Spring deprecation

October 29, 2025

Using Spring Framework in custom Jahia modules has been deprecated in Jahia since version 8.2. No new Jahia development will utilize Spring Framework, and we are actively phasing out its existing use. We strongly advise you to do the same in your custom code.

Critical security concerns: Jahia core and some of our supported modules currently use old versions of the Spring Framework library. These versions are known to contain multiple vulnerabilities, including some rated as critical and high severity. We regularly check if Jahia core and our officially supported modules are affected by newly reported Spring vulnerabilities:

  • If we find that Jahia core or a supported module is vulnerable, we will either backport fixes to our forked Spring version or provide alternative mitigations. These solutions will be communicated through security notifications, similar to other vulnerability reports.
  • If we determine that Jahia core or a supported module is not directly exposed to a specific vulnerability (because we do not use the vulnerable Spring feature), we will not take immediate action. 

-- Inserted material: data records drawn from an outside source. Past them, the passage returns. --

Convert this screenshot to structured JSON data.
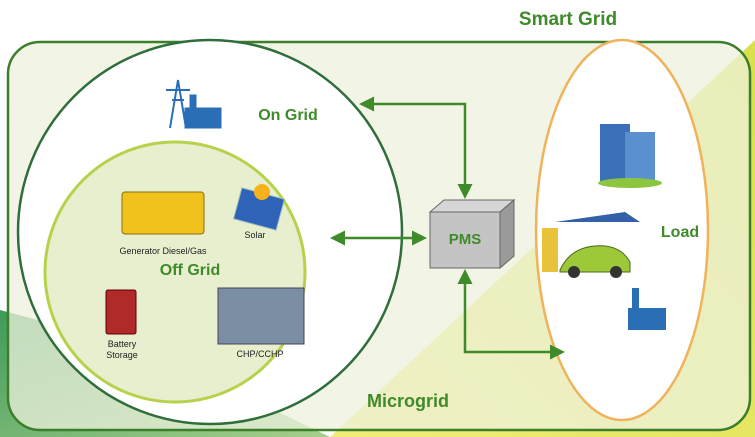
{
  "title": "Smart Grid",
  "microgrid": {
    "label": "Microgrid"
  },
  "on_grid": {
    "label": "On Grid"
  },
  "off_grid": {
    "label": "Off Grid",
    "items": [
      {
        "label": [
          "Generator Diesel/Gas"
        ]
      },
      {
        "label": [
          "Solar"
        ]
      },
      {
        "label": [
          "Battery",
          "Storage"
        ]
      },
      {
        "label": [
          "CHP/CCHP"
        ]
      }
    ]
  },
  "pms": {
    "label": "PMS"
  },
  "load": {
    "label": "Load"
  }
}
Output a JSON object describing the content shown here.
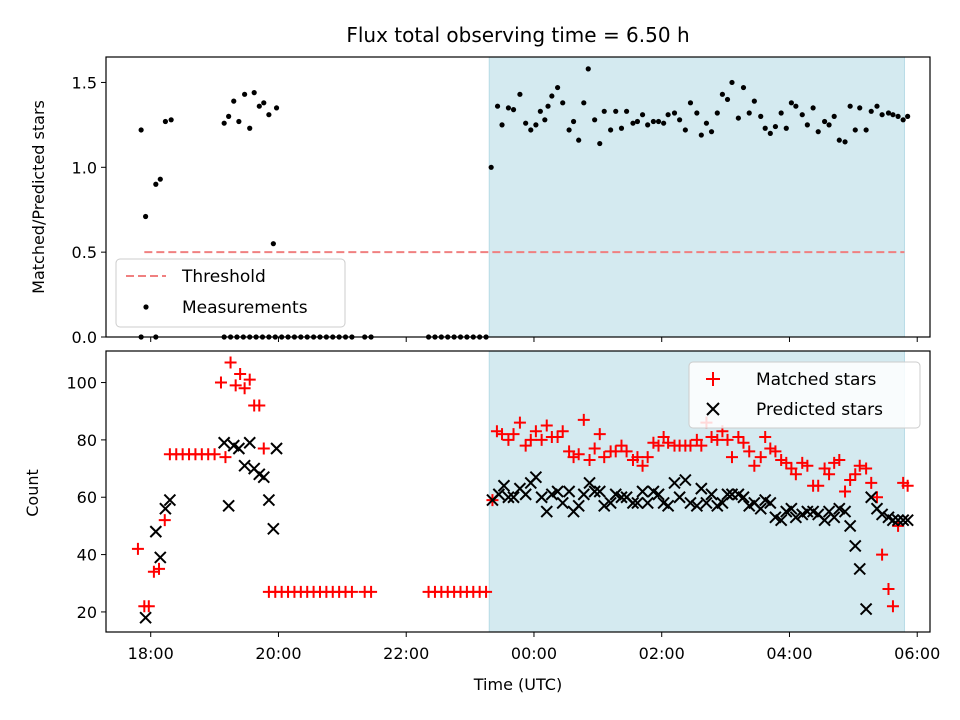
{
  "chart_data": [
    {
      "type": "scatter",
      "panel": "top",
      "title": "Flux total observing time = 6.50 h",
      "xlabel": "",
      "ylabel": "Matched/Predicted stars",
      "xlim": [
        17.3,
        30.2
      ],
      "ylim": [
        0,
        1.65
      ],
      "yticks": [
        0.0,
        0.5,
        1.0,
        1.5
      ],
      "ytick_labels": [
        "0.0",
        "0.5",
        "1.0",
        "1.5"
      ],
      "shaded_span": {
        "x0": 23.3,
        "x1": 29.8,
        "color": "#d4eaf0"
      },
      "legend": {
        "location": "lower-left",
        "entries": [
          "Threshold",
          "Measurements"
        ]
      },
      "series": [
        {
          "name": "Threshold",
          "style": "dashed-line",
          "color": "#f08080",
          "x": [
            17.9,
            29.8
          ],
          "y": [
            0.5,
            0.5
          ]
        },
        {
          "name": "Measurements",
          "style": "dot",
          "color": "#000000",
          "x": [
            17.85,
            17.92,
            18.08,
            18.15,
            18.23,
            18.32,
            19.15,
            19.22,
            19.3,
            19.38,
            19.47,
            19.55,
            19.62,
            19.7,
            19.77,
            19.85,
            19.92,
            19.97,
            23.33,
            23.43,
            23.5,
            23.6,
            23.68,
            23.78,
            23.87,
            23.95,
            24.03,
            24.1,
            24.17,
            24.22,
            24.28,
            24.37,
            24.45,
            24.55,
            24.62,
            24.7,
            24.78,
            24.85,
            24.95,
            25.03,
            25.1,
            25.2,
            25.28,
            25.37,
            25.45,
            25.55,
            25.62,
            25.7,
            25.78,
            25.87,
            25.95,
            26.03,
            26.1,
            26.2,
            26.28,
            26.37,
            26.45,
            26.55,
            26.62,
            26.7,
            26.78,
            26.87,
            26.95,
            27.03,
            27.1,
            27.2,
            27.28,
            27.37,
            27.45,
            27.55,
            27.62,
            27.7,
            27.78,
            27.87,
            27.95,
            28.03,
            28.1,
            28.2,
            28.28,
            28.37,
            28.45,
            28.55,
            28.62,
            28.7,
            28.78,
            28.87,
            28.95,
            29.03,
            29.1,
            29.2,
            29.28,
            29.37,
            29.45,
            29.55,
            29.62,
            29.7,
            29.78,
            29.85
          ],
          "y": [
            1.22,
            0.71,
            0.9,
            0.93,
            1.27,
            1.28,
            1.26,
            1.3,
            1.39,
            1.27,
            1.43,
            1.23,
            1.44,
            1.36,
            1.38,
            1.31,
            0.55,
            1.35,
            1.0,
            1.36,
            1.25,
            1.35,
            1.34,
            1.43,
            1.26,
            1.22,
            1.25,
            1.33,
            1.28,
            1.36,
            1.42,
            1.47,
            1.38,
            1.22,
            1.27,
            1.16,
            1.38,
            1.58,
            1.28,
            1.14,
            1.33,
            1.22,
            1.33,
            1.23,
            1.33,
            1.26,
            1.27,
            1.31,
            1.25,
            1.27,
            1.27,
            1.26,
            1.31,
            1.32,
            1.28,
            1.22,
            1.38,
            1.32,
            1.19,
            1.26,
            1.21,
            1.32,
            1.43,
            1.4,
            1.5,
            1.29,
            1.47,
            1.32,
            1.39,
            1.3,
            1.23,
            1.2,
            1.24,
            1.32,
            1.23,
            1.38,
            1.36,
            1.31,
            1.25,
            1.35,
            1.21,
            1.27,
            1.25,
            1.3,
            1.16,
            1.15,
            1.36,
            1.22,
            1.35,
            1.22,
            1.33,
            1.36,
            1.31,
            1.32,
            1.31,
            1.3,
            1.28,
            1.3
          ],
          "zeros_x": [
            17.85,
            18.08,
            19.15,
            19.25,
            19.35,
            19.45,
            19.55,
            19.65,
            19.75,
            19.85,
            19.95,
            20.05,
            20.15,
            20.25,
            20.35,
            20.45,
            20.55,
            20.65,
            20.75,
            20.85,
            20.95,
            21.05,
            21.15,
            21.35,
            21.45,
            22.35,
            22.45,
            22.55,
            22.65,
            22.75,
            22.85,
            22.95,
            23.05,
            23.15,
            23.25
          ]
        }
      ]
    },
    {
      "type": "scatter",
      "panel": "bottom",
      "title": "",
      "xlabel": "Time (UTC)",
      "ylabel": "Count",
      "xlim": [
        17.3,
        30.2
      ],
      "ylim": [
        13,
        111
      ],
      "yticks": [
        20,
        40,
        60,
        80,
        100
      ],
      "ytick_labels": [
        "20",
        "40",
        "60",
        "80",
        "100"
      ],
      "xticks": [
        18,
        20,
        22,
        24,
        26,
        28,
        30
      ],
      "xtick_labels": [
        "18:00",
        "20:00",
        "22:00",
        "00:00",
        "02:00",
        "04:00",
        "06:00"
      ],
      "shaded_span": {
        "x0": 23.3,
        "x1": 29.8,
        "color": "#d4eaf0"
      },
      "legend": {
        "location": "top-right",
        "entries": [
          "Matched stars",
          "Predicted stars"
        ]
      },
      "series": [
        {
          "name": "Matched stars",
          "marker": "+",
          "color": "#ff0000",
          "x": [
            17.8,
            17.9,
            17.97,
            18.05,
            18.13,
            18.22,
            18.3,
            18.4,
            18.5,
            18.6,
            18.7,
            18.8,
            18.9,
            19.0,
            19.1,
            19.17,
            19.25,
            19.33,
            19.4,
            19.47,
            19.55,
            19.62,
            19.7,
            19.77,
            19.85,
            19.95,
            20.05,
            20.15,
            20.25,
            20.35,
            20.45,
            20.55,
            20.65,
            20.75,
            20.85,
            20.95,
            21.05,
            21.15,
            21.35,
            21.45,
            22.35,
            22.45,
            22.55,
            22.65,
            22.75,
            22.85,
            22.95,
            23.05,
            23.15,
            23.25,
            23.35,
            23.42,
            23.5,
            23.6,
            23.68,
            23.78,
            23.87,
            23.95,
            24.03,
            24.12,
            24.2,
            24.28,
            24.37,
            24.45,
            24.55,
            24.62,
            24.7,
            24.78,
            24.87,
            24.95,
            25.03,
            25.1,
            25.2,
            25.28,
            25.37,
            25.45,
            25.55,
            25.62,
            25.7,
            25.78,
            25.87,
            25.95,
            26.03,
            26.1,
            26.2,
            26.28,
            26.37,
            26.45,
            26.55,
            26.62,
            26.7,
            26.78,
            26.87,
            26.95,
            27.03,
            27.1,
            27.2,
            27.28,
            27.37,
            27.45,
            27.55,
            27.62,
            27.7,
            27.78,
            27.87,
            27.95,
            28.03,
            28.1,
            28.2,
            28.28,
            28.37,
            28.45,
            28.55,
            28.62,
            28.7,
            28.78,
            28.87,
            28.95,
            29.03,
            29.1,
            29.2,
            29.28,
            29.37,
            29.45,
            29.55,
            29.62,
            29.7,
            29.78,
            29.85
          ],
          "y": [
            42,
            22,
            22,
            34,
            35,
            52,
            75,
            75,
            75,
            75,
            75,
            75,
            75,
            75,
            100,
            74,
            107,
            99,
            103,
            98,
            101,
            92,
            92,
            77,
            27,
            27,
            27,
            27,
            27,
            27,
            27,
            27,
            27,
            27,
            27,
            27,
            27,
            27,
            27,
            27,
            27,
            27,
            27,
            27,
            27,
            27,
            27,
            27,
            27,
            27,
            59,
            83,
            82,
            80,
            82,
            86,
            78,
            80,
            83,
            80,
            85,
            81,
            81,
            83,
            76,
            74,
            75,
            87,
            73,
            77,
            82,
            74,
            76,
            76,
            78,
            76,
            73,
            74,
            71,
            74,
            79,
            78,
            81,
            79,
            78,
            78,
            78,
            78,
            80,
            78,
            86,
            81,
            80,
            83,
            80,
            74,
            81,
            79,
            76,
            71,
            74,
            81,
            77,
            76,
            73,
            72,
            70,
            68,
            72,
            71,
            64,
            64,
            70,
            68,
            72,
            73,
            62,
            66,
            68,
            71,
            70,
            65,
            60,
            40,
            28,
            22,
            50,
            65,
            64
          ],
          "note": "points drawn in order"
        },
        {
          "name": "Predicted stars",
          "marker": "x",
          "color": "#000000",
          "x": [
            17.92,
            18.08,
            18.15,
            18.23,
            18.3,
            19.15,
            19.22,
            19.3,
            19.38,
            19.47,
            19.55,
            19.62,
            19.7,
            19.77,
            19.85,
            19.92,
            19.97,
            23.35,
            23.45,
            23.53,
            23.6,
            23.68,
            23.78,
            23.87,
            23.95,
            24.03,
            24.12,
            24.2,
            24.28,
            24.37,
            24.45,
            24.55,
            24.62,
            24.7,
            24.78,
            24.87,
            24.95,
            25.03,
            25.1,
            25.2,
            25.28,
            25.37,
            25.45,
            25.55,
            25.62,
            25.7,
            25.78,
            25.87,
            25.95,
            26.03,
            26.1,
            26.2,
            26.28,
            26.37,
            26.45,
            26.55,
            26.62,
            26.7,
            26.78,
            26.87,
            26.95,
            27.03,
            27.1,
            27.2,
            27.28,
            27.37,
            27.45,
            27.55,
            27.62,
            27.7,
            27.78,
            27.87,
            27.95,
            28.03,
            28.1,
            28.2,
            28.28,
            28.37,
            28.45,
            28.55,
            28.62,
            28.7,
            28.78,
            28.87,
            28.95,
            29.03,
            29.1,
            29.2,
            29.28,
            29.37,
            29.45,
            29.55,
            29.62,
            29.7,
            29.78,
            29.85
          ],
          "y": [
            18,
            48,
            39,
            56,
            59,
            79,
            57,
            78,
            77,
            71,
            79,
            70,
            68,
            67,
            59,
            49,
            77,
            59,
            61,
            64,
            60,
            60,
            63,
            61,
            65,
            67,
            60,
            55,
            61,
            62,
            58,
            62,
            55,
            57,
            61,
            65,
            62,
            62,
            57,
            58,
            61,
            60,
            60,
            58,
            58,
            62,
            58,
            62,
            61,
            58,
            57,
            65,
            60,
            66,
            58,
            57,
            63,
            58,
            61,
            57,
            58,
            61,
            61,
            61,
            60,
            57,
            58,
            56,
            59,
            58,
            53,
            52,
            55,
            56,
            53,
            54,
            55,
            55,
            54,
            52,
            55,
            53,
            56,
            55,
            50,
            43,
            35,
            21,
            60,
            56,
            54,
            53,
            52,
            52,
            52,
            52
          ]
        }
      ]
    }
  ]
}
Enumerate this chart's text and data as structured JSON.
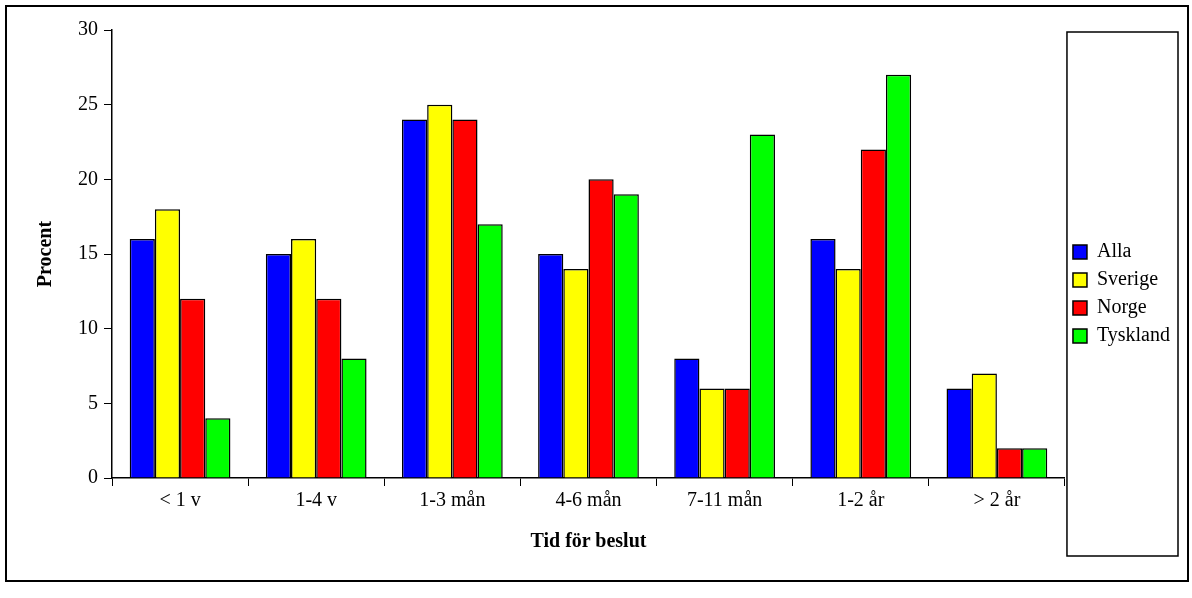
{
  "chart_data": {
    "type": "bar",
    "xlabel": "Tid för beslut",
    "ylabel": "Procent",
    "categories": [
      "< 1 v",
      "1-4 v",
      "1-3 mån",
      "4-6 mån",
      "7-11 mån",
      "1-2 år",
      "> 2 år"
    ],
    "series": [
      {
        "name": "Alla",
        "color": "#0000ff",
        "values": [
          16,
          15,
          24,
          15,
          8,
          16,
          6
        ]
      },
      {
        "name": "Sverige",
        "color": "#ffff00",
        "values": [
          18,
          16,
          25,
          14,
          6,
          14,
          7
        ]
      },
      {
        "name": "Norge",
        "color": "#ff0000",
        "values": [
          12,
          12,
          24,
          20,
          6,
          22,
          2
        ]
      },
      {
        "name": "Tyskland",
        "color": "#00ff00",
        "values": [
          4,
          8,
          17,
          19,
          23,
          27,
          2
        ]
      }
    ],
    "ylim": [
      0,
      30
    ],
    "yticks": [
      0,
      5,
      10,
      15,
      20,
      25,
      30
    ],
    "grid": false,
    "legend": "right"
  }
}
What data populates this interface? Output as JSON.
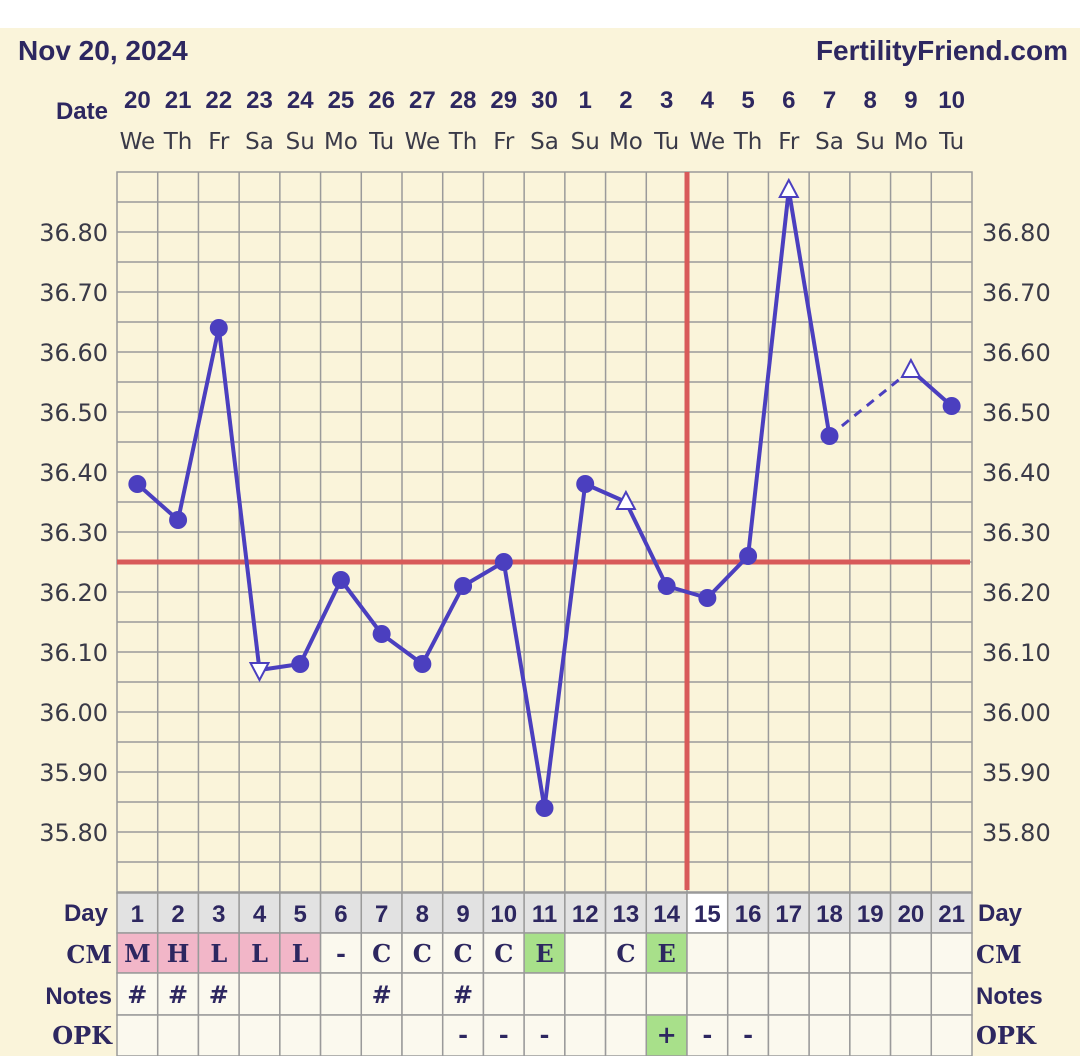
{
  "header": {
    "date": "Nov 20, 2024",
    "brand": "FertilityFriend.com"
  },
  "row_labels": {
    "date": "Date",
    "day": "Day",
    "cm": "CM",
    "notes": "Notes",
    "opk": "OPK"
  },
  "colors": {
    "background": "#faf4da",
    "grid": "#9a9a9a",
    "series": "#4b3fbf",
    "coverline": "#d85a5a",
    "cm_menses": "#f2b6c8",
    "cm_egg_white": "#a8e08a",
    "opk_positive": "#a8e08a"
  },
  "chart_data": {
    "type": "line",
    "ylim": [
      35.75,
      36.95
    ],
    "yticks": [
      "36.80",
      "36.70",
      "36.60",
      "36.50",
      "36.40",
      "36.30",
      "36.20",
      "36.10",
      "36.00",
      "35.90",
      "35.80"
    ],
    "coverline": 36.25,
    "ovulation_day": 15,
    "dates": [
      "20",
      "21",
      "22",
      "23",
      "24",
      "25",
      "26",
      "27",
      "28",
      "29",
      "30",
      "1",
      "2",
      "3",
      "4",
      "5",
      "6",
      "7",
      "8",
      "9",
      "10"
    ],
    "weekdays": [
      "We",
      "Th",
      "Fr",
      "Sa",
      "Su",
      "Mo",
      "Tu",
      "We",
      "Th",
      "Fr",
      "Sa",
      "Su",
      "Mo",
      "Tu",
      "We",
      "Th",
      "Fr",
      "Sa",
      "Su",
      "Mo",
      "Tu"
    ],
    "days": [
      "1",
      "2",
      "3",
      "4",
      "5",
      "6",
      "7",
      "8",
      "9",
      "10",
      "11",
      "12",
      "13",
      "14",
      "15",
      "16",
      "17",
      "18",
      "19",
      "20",
      "21"
    ],
    "temps": [
      36.38,
      36.32,
      36.64,
      36.07,
      36.08,
      36.22,
      36.13,
      36.08,
      36.21,
      36.25,
      35.84,
      36.38,
      36.35,
      36.21,
      36.19,
      36.26,
      36.87,
      36.46,
      null,
      36.57,
      36.51
    ],
    "markers": [
      "circle",
      "circle",
      "circle",
      "triangle-down",
      "circle",
      "circle",
      "circle",
      "circle",
      "circle",
      "circle",
      "circle",
      "circle",
      "triangle-up",
      "circle",
      "circle",
      "circle",
      "triangle-up",
      "circle",
      null,
      "triangle-up",
      "circle"
    ],
    "dashed_segments": [
      [
        18,
        20
      ]
    ],
    "cm": [
      "M",
      "H",
      "L",
      "L",
      "L",
      "-",
      "C",
      "C",
      "C",
      "C",
      "E",
      "",
      "C",
      "E",
      "",
      "",
      "",
      "",
      "",
      "",
      ""
    ],
    "notes": [
      "#",
      "#",
      "#",
      "",
      "",
      "",
      "#",
      "",
      "#",
      "",
      "",
      "",
      "",
      "",
      "",
      "",
      "",
      "",
      "",
      "",
      ""
    ],
    "opk": [
      "",
      "",
      "",
      "",
      "",
      "",
      "",
      "",
      "-",
      "-",
      "-",
      "",
      "",
      "+",
      "-",
      "-",
      "",
      "",
      "",
      "",
      ""
    ]
  }
}
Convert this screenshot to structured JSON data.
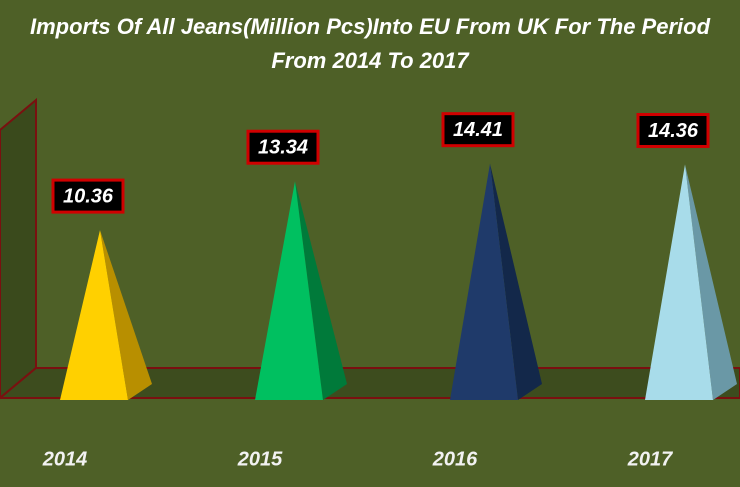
{
  "chart_data": {
    "type": "pyramid",
    "title": "Imports Of All Jeans(Million Pcs)Into EU From UK For The Period",
    "subtitle": "From 2014 To 2017",
    "categories": [
      "2014",
      "2015",
      "2016",
      "2017"
    ],
    "values": [
      10.36,
      13.34,
      14.41,
      14.36
    ],
    "colors": [
      "#ffd000",
      "#00c060",
      "#1f3a6a",
      "#a8dcea"
    ],
    "side_colors": [
      "#b88f00",
      "#007a3a",
      "#13284a",
      "#6a98a6"
    ]
  }
}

Customer Responsibility (if you are using Spring Framework inside your modules): Even if Jahia core and supported modules are not directly exposed to a security vulnerability, your custom modules and code might still be. You are responsible for mitigating such risks. We recommend you take the following actions:

  • Thoroughly examine your custom codebase to determine if it uses any vulnerable Spring Framework features or methods.
  • Remove any usage of the Spring Framework from your custom code. If you're facing a limitation in implementing your requirements without leveraging the Spring Framework, you can contact our support team.
  • Stay informed about Spring vulnerabilities by regularly checking spring.io/security.

To determine the Spring version currently used by your Jahia instance, navigate to Administration > Server > System > System information and search for "spring-core-".

In summary: Jahia's Spring usage poses some specific security risks. We are taking steps to mitigate vulnerabilities within our core and supported modules, but you bear the ultimate responsibility for securing your custom code. We strongly recommend migrating away from Spring Framework as soon as possible.